No dia em que Ofer deveria ser desmobilizado, para retomar a vida civil, Ora descobre que o filho, tendo sabido que uma operação de grande envergadura iria ter lugar nos dias seguintes, oferece-se como voluntário. A mãe, movida por um mau pressentimento não verbalizado, resolve fazer uma peregrinação para se aproximar do filho, e ao mesmo tempo para fugir das notícias que se anunciam ao longo do caminho. Nessa deambulação, de fuga ao acontecimento, e de aproximação ao cerne do coração da sua antiga criança, ela não vai sozinha. Consigo leva Avram, o antigo adolescente do hospital de Jerusalém, que haveria de ser mais tarde ferido e torturado pelos egípcios, na Guerra do Yom Quipur, em 1973. Caminhando os dois ao longo do território esparso, essa deambulação é uma espécie de longa epifania, já que permite que Ora vá revelando, a pouco e pouco, como acabou por ser mulher de dois homens, Ilan e Avram, e mãe de dois rapazes, Adam e Ofer, ambos concebidos em situações extraordinárias, sob o impacte da guerra e do acaso. Tudo começara no dia em que os dois amigos haviam pedido por telefone que Ora fizesse um sorteio para ver qual dos dois partiria de licença. Dois papéis que Ora lançaria dentro da copa de um chapéu. Sob o signo da puerilidade, assim começa a desordem. Um deles iria passar o fim de semana a casa, o outro iria ser conduzido ao centro de um braseiro.

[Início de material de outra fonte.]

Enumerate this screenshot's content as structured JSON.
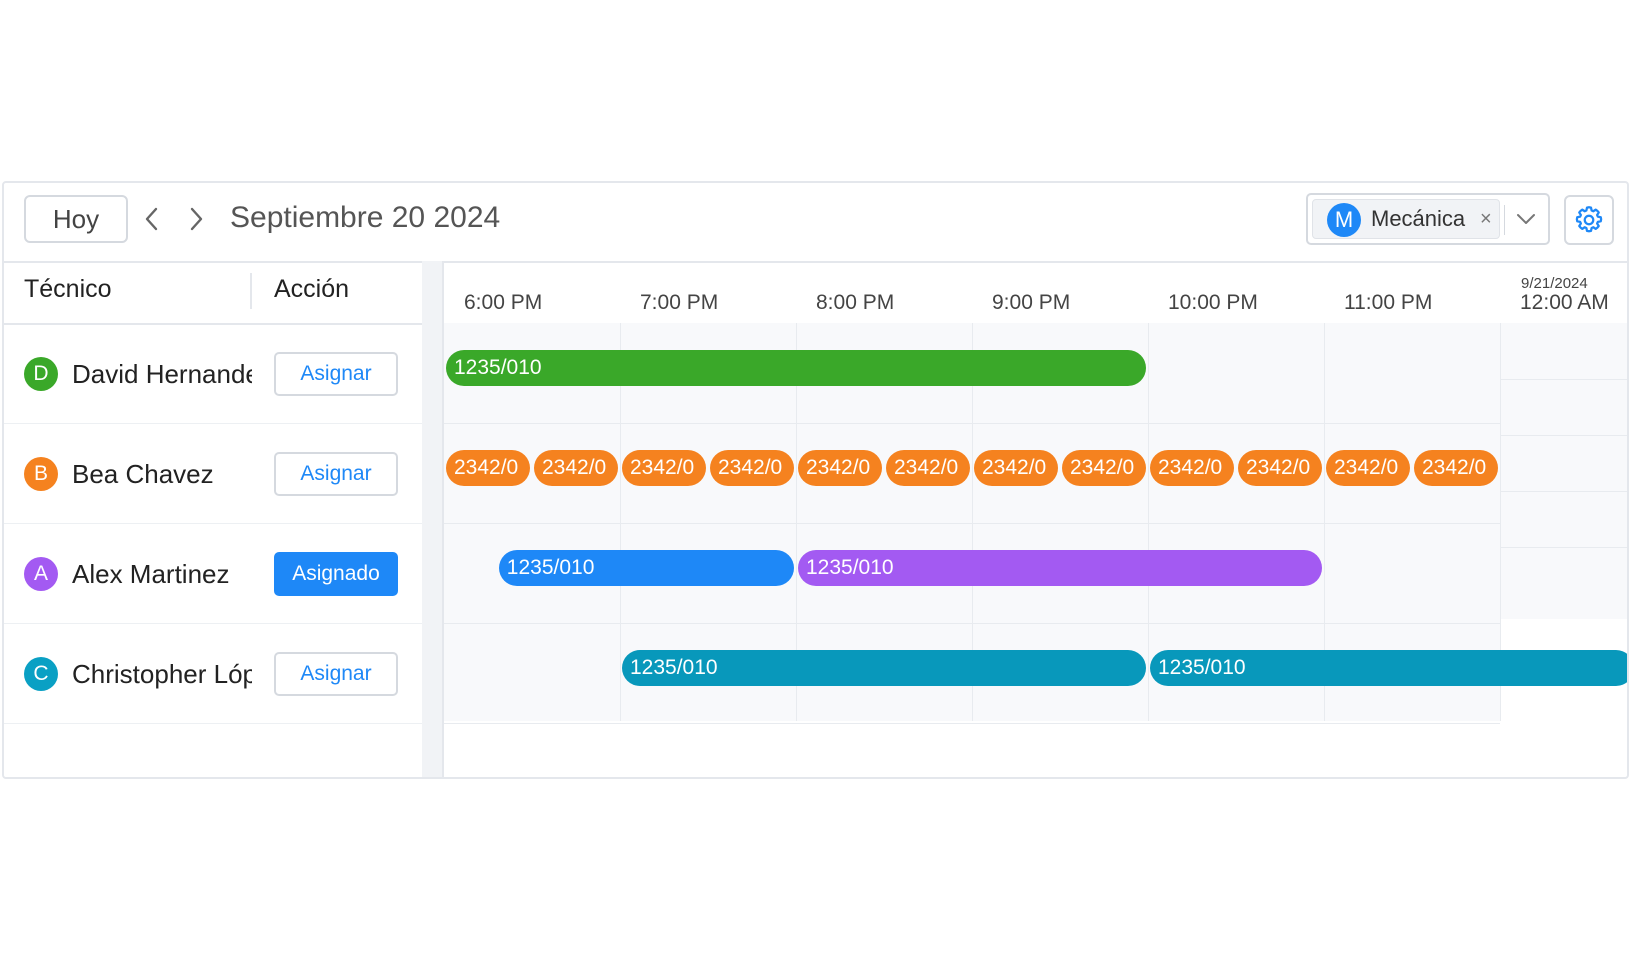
{
  "toolbar": {
    "today_label": "Hoy",
    "date_title": "Septiembre 20 2024",
    "filter": {
      "avatar_letter": "M",
      "tag_label": "Mecánica",
      "close_glyph": "×"
    }
  },
  "columns": {
    "technician": "Técnico",
    "action": "Acción"
  },
  "timeline": {
    "hours": [
      "6:00 PM",
      "7:00 PM",
      "8:00 PM",
      "9:00 PM",
      "10:00 PM",
      "11:00 PM",
      "12:00 AM"
    ],
    "next_date": "9/21/2024"
  },
  "technicians": [
    {
      "initial": "D",
      "name": "David Hernande",
      "action": "Asignar",
      "assigned": false,
      "color": "#3aa829"
    },
    {
      "initial": "B",
      "name": "Bea Chavez",
      "action": "Asignar",
      "assigned": false,
      "color": "#f5821f"
    },
    {
      "initial": "A",
      "name": "Alex Martinez",
      "action": "Asignado",
      "assigned": true,
      "color": "#a35af2"
    },
    {
      "initial": "C",
      "name": "Christopher Lóp",
      "action": "Asignar",
      "assigned": false,
      "color": "#0aa0c4"
    }
  ],
  "events": [
    {
      "row": 0,
      "label": "1235/010",
      "start": 0,
      "end": 4.0,
      "color": "#3aa829"
    },
    {
      "row": 1,
      "label": "2342/0",
      "start": 0.0,
      "end": 0.5,
      "color": "#f5821f"
    },
    {
      "row": 1,
      "label": "2342/0",
      "start": 0.5,
      "end": 1.0,
      "color": "#f5821f"
    },
    {
      "row": 1,
      "label": "2342/0",
      "start": 1.0,
      "end": 1.5,
      "color": "#f5821f"
    },
    {
      "row": 1,
      "label": "2342/0",
      "start": 1.5,
      "end": 2.0,
      "color": "#f5821f"
    },
    {
      "row": 1,
      "label": "2342/0",
      "start": 2.0,
      "end": 2.5,
      "color": "#f5821f"
    },
    {
      "row": 1,
      "label": "2342/0",
      "start": 2.5,
      "end": 3.0,
      "color": "#f5821f"
    },
    {
      "row": 1,
      "label": "2342/0",
      "start": 3.0,
      "end": 3.5,
      "color": "#f5821f"
    },
    {
      "row": 1,
      "label": "2342/0",
      "start": 3.5,
      "end": 4.0,
      "color": "#f5821f"
    },
    {
      "row": 1,
      "label": "2342/0",
      "start": 4.0,
      "end": 4.5,
      "color": "#f5821f"
    },
    {
      "row": 1,
      "label": "2342/0",
      "start": 4.5,
      "end": 5.0,
      "color": "#f5821f"
    },
    {
      "row": 1,
      "label": "2342/0",
      "start": 5.0,
      "end": 5.5,
      "color": "#f5821f"
    },
    {
      "row": 1,
      "label": "2342/0",
      "start": 5.5,
      "end": 6.0,
      "color": "#f5821f"
    },
    {
      "row": 2,
      "label": "1235/010",
      "start": 0.3,
      "end": 2.0,
      "color": "#1e88f7"
    },
    {
      "row": 2,
      "label": "1235/010",
      "start": 2.0,
      "end": 5.0,
      "color": "#a35af2"
    },
    {
      "row": 3,
      "label": "1235/010",
      "start": 1.0,
      "end": 4.0,
      "color": "#0898bb"
    },
    {
      "row": 3,
      "label": "1235/010",
      "start": 4.0,
      "end": 7.0,
      "color": "#0898bb"
    }
  ]
}
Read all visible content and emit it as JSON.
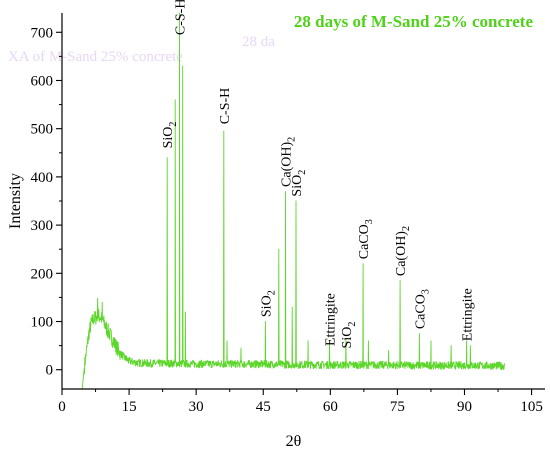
{
  "chart_data": {
    "type": "line",
    "title": "28 days of M-Sand 25% concrete",
    "ghost_texts": [
      "XA of M-Sand 25% concrete",
      "28 da"
    ],
    "xlabel": "2θ",
    "ylabel": "Intensity",
    "xlim": [
      0,
      108
    ],
    "ylim": [
      -40,
      740
    ],
    "xticks": [
      0,
      15,
      30,
      45,
      60,
      75,
      90,
      105
    ],
    "yticks": [
      0,
      100,
      200,
      300,
      400,
      500,
      600,
      700
    ],
    "grid": false,
    "colors": {
      "trace": "#5dd62c",
      "title": "#4fd21a",
      "ghost": "#e7d8f5",
      "axis": "#000000"
    },
    "series": [
      {
        "baseline": [
          [
            4.5,
            -40
          ],
          [
            5,
            5
          ],
          [
            5.5,
            40
          ],
          [
            6,
            75
          ],
          [
            6.5,
            95
          ],
          [
            7,
            105
          ],
          [
            7.5,
            108
          ],
          [
            8,
            112
          ],
          [
            8.5,
            110
          ],
          [
            9,
            105
          ],
          [
            9.5,
            95
          ],
          [
            10,
            85
          ],
          [
            11,
            68
          ],
          [
            12,
            50
          ],
          [
            13,
            35
          ],
          [
            14,
            25
          ],
          [
            15,
            18
          ],
          [
            17,
            14
          ],
          [
            20,
            13
          ],
          [
            25,
            13
          ],
          [
            30,
            12
          ],
          [
            40,
            12
          ],
          [
            50,
            11
          ],
          [
            60,
            10
          ],
          [
            70,
            10
          ],
          [
            80,
            9
          ],
          [
            90,
            9
          ],
          [
            99,
            8
          ]
        ],
        "peaks": [
          [
            8,
            148
          ],
          [
            9,
            140
          ],
          [
            23.5,
            440
          ],
          [
            25.3,
            560
          ],
          [
            26.3,
            740
          ],
          [
            27,
            630
          ],
          [
            27.6,
            120
          ],
          [
            36.2,
            495
          ],
          [
            36.9,
            60
          ],
          [
            40,
            45
          ],
          [
            45.5,
            100
          ],
          [
            48.5,
            250
          ],
          [
            50,
            370
          ],
          [
            51.5,
            130
          ],
          [
            52.3,
            350
          ],
          [
            55,
            60
          ],
          [
            59.8,
            60
          ],
          [
            63.5,
            65
          ],
          [
            67.3,
            220
          ],
          [
            68.5,
            60
          ],
          [
            73,
            40
          ],
          [
            75.6,
            185
          ],
          [
            79.9,
            75
          ],
          [
            82.5,
            60
          ],
          [
            87,
            50
          ],
          [
            90.5,
            60
          ],
          [
            91.3,
            50
          ]
        ]
      }
    ],
    "annotations": [
      {
        "main": "C-S-H",
        "x": 26.3,
        "y": 690
      },
      {
        "main": "SiO",
        "sub": "2",
        "x": 23.5,
        "y": 455
      },
      {
        "main": "C-S-H",
        "x": 36.2,
        "y": 505
      },
      {
        "main": "SiO",
        "sub": "2",
        "x": 45.5,
        "y": 105
      },
      {
        "main": "Ca(OH)",
        "sub": "2",
        "x": 50,
        "y": 375
      },
      {
        "main": "SiO",
        "sub": "2",
        "x": 52.3,
        "y": 355
      },
      {
        "main": "Ettringite",
        "x": 59.8,
        "y": 45
      },
      {
        "main": "SiO",
        "sub": "2",
        "x": 63.5,
        "y": 40
      },
      {
        "main": "CaCO",
        "sub": "3",
        "x": 67.3,
        "y": 225
      },
      {
        "main": "Ca(OH)",
        "sub": "2",
        "x": 75.6,
        "y": 190
      },
      {
        "main": "CaCO",
        "sub": "3",
        "x": 79.9,
        "y": 80
      },
      {
        "main": "Ettringite",
        "x": 90.5,
        "y": 55
      }
    ]
  }
}
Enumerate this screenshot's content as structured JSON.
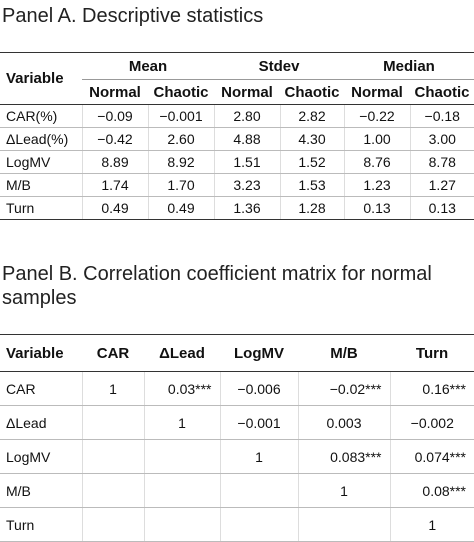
{
  "panelA": {
    "title": "Panel A. Descriptive statistics",
    "var_header": "Variable",
    "groups": [
      "Mean",
      "Stdev",
      "Median"
    ],
    "sub_headers": [
      "Normal",
      "Chaotic",
      "Normal",
      "Chaotic",
      "Normal",
      "Chaotic"
    ],
    "rows": [
      {
        "label": "CAR(%)",
        "values": [
          "−0.09",
          "−0.001",
          "2.80",
          "2.82",
          "−0.22",
          "−0.18"
        ]
      },
      {
        "label": "ΔLead(%)",
        "values": [
          "−0.42",
          "2.60",
          "4.88",
          "4.30",
          "1.00",
          "3.00"
        ]
      },
      {
        "label": "LogMV",
        "values": [
          "8.89",
          "8.92",
          "1.51",
          "1.52",
          "8.76",
          "8.78"
        ]
      },
      {
        "label": "M/B",
        "values": [
          "1.74",
          "1.70",
          "3.23",
          "1.53",
          "1.23",
          "1.27"
        ]
      },
      {
        "label": "Turn",
        "values": [
          "0.49",
          "0.49",
          "1.36",
          "1.28",
          "0.13",
          "0.13"
        ]
      }
    ]
  },
  "panelB": {
    "title": "Panel B. Correlation coefficient matrix for normal samples",
    "headers": [
      "Variable",
      "CAR",
      "ΔLead",
      "LogMV",
      "M/B",
      "Turn"
    ],
    "rows": [
      {
        "label": "CAR",
        "values": [
          "1",
          "0.03***",
          "−0.006",
          "−0.02***",
          "0.16***"
        ]
      },
      {
        "label": "ΔLead",
        "values": [
          "",
          "1",
          "−0.001",
          "0.003",
          "−0.002"
        ]
      },
      {
        "label": "LogMV",
        "values": [
          "",
          "",
          "1",
          "0.083***",
          "0.074***"
        ]
      },
      {
        "label": "M/B",
        "values": [
          "",
          "",
          "",
          "1",
          "0.08***"
        ]
      },
      {
        "label": "Turn",
        "values": [
          "",
          "",
          "",
          "",
          "1"
        ]
      }
    ]
  }
}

Aliás, os temas embrionários do prólogo, o amor, o signo da desordem, da guerra e suas feridas, mantêm-se do princípio ao fim do livro, e em termos de construção, explodem como uma estrela. Os intérpretes também. Um dos subtemas é a amizade de Ilan por Avram, tendo a mulher por laço de união e não de disputa, a ponto de os três parecerem só um, relação que vai sendo desvendada a pouco e pouco, de modo irradiante. Mas mais do que essa engenhosa forma de estruturar este livro grandioso, que tudo agarra e tudo descreve, criando uma espécie de cosmogonia original, a força desta obra reside na capacidade evocadora que David Grossman atribuiu às personagens, sobretudo à amante dos dois homens.

Uma espécie de saga mental, assomada pela descrição dos factos da guerra, e pela memória densa da maternidade, um painel de almas, que o autor já havia ensaiado em O Livro da Gramática Interior, mas que só agora, em plena maturidade, consegue realizar evitando certo hermetismo, e em seu lugar glorificando o prazer, a paisagem, a alegria, a fúria de viver, em contraponto com a ameaça da morte. Só em Ora existe uma alma que se expõe em três andares – A dos factos que aconteceram, a dos factos que vão sucedendo, e a Ora dos desejos incontidos. A última afirmação do livro também lhe pertence - “Pensou : que fina é a crosta da terra”. O que significa que Ora não está preocupada com a extensão política da terra, antes com a sua profundidade. Ora poderá não ter terra suficiente para cobrir o seu filho.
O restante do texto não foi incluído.